Ans: The RSquared has dropped off dramatically in the test set, to 38.43%.

(e)

Which predictors are most important in the model you have trained? Do either the biological or process predictors dominate the list?

Here is a list of top 10 most important predictors:

varImp_2 <- varImp(pls_model)$importance %>% as.data.frame() %>% rownames_to_column() %>% 
    arrange(desc(Overall)) %>% top_n(10)


varImp_2 %>% mutate(rowname = forcats::fct_inorder(rowname)) %>% ggplot() + geom_col(aes(x = rowname, 
    y = Overall)) + coord_flip() + theme_bw()

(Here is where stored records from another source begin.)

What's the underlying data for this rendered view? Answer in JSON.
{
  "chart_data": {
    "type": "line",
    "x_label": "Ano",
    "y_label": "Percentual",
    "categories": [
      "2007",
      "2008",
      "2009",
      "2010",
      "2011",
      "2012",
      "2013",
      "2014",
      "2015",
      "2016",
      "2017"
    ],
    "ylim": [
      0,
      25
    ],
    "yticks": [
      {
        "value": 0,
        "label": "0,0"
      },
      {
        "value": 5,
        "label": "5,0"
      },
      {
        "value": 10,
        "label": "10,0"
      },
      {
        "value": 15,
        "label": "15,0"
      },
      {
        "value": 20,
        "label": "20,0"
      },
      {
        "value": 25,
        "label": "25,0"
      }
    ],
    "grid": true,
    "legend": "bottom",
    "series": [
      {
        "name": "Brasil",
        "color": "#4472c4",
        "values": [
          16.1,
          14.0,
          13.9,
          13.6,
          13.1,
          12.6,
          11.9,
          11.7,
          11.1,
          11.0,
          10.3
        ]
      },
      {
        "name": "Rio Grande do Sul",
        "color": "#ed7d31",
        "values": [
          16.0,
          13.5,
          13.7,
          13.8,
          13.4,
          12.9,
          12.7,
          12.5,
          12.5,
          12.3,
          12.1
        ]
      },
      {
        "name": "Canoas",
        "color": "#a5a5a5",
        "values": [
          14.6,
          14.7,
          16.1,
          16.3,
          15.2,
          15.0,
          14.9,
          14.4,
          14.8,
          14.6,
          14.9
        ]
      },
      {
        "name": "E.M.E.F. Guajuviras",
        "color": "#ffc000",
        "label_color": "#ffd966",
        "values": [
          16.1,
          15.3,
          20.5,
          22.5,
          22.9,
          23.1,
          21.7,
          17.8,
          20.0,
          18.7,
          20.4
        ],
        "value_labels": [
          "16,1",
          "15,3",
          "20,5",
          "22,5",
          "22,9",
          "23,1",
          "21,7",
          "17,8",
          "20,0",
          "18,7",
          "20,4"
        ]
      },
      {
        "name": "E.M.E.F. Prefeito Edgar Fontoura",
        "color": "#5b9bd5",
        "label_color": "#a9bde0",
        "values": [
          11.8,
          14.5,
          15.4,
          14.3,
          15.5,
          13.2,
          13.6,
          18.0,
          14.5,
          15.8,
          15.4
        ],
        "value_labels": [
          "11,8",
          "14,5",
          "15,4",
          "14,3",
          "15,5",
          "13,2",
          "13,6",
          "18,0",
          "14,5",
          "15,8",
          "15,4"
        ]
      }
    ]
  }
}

Ans: Yes, ManufacturingProcess dominated the list.

(f)

Explore the relationships between each of the top predictors and the response. How could this information be helpful in improving yield in future runs of the manufacturing process?

CMP_2 %>% select(as.vector(cbind(c("Yield", varImp_2$rowname)))) %>% cor() %>% corrplot::corrplot(tl.cex = 0.4)

Ans: What stood out the most is there seems to be a strong relationship between the response Yield and the following predictors/variables,

  • ManufacturingProcess32 (positive corr.)

  • ManufacturingProcess09 (positive corr.)

  • ManufacturingProcess13 (inverse correlation)

  • ManufacturingProcess36 (inverse correlation)

  • BiologicalMaterial02 (positive corr.)

  • BiologicalMaterial06 (positive corr.)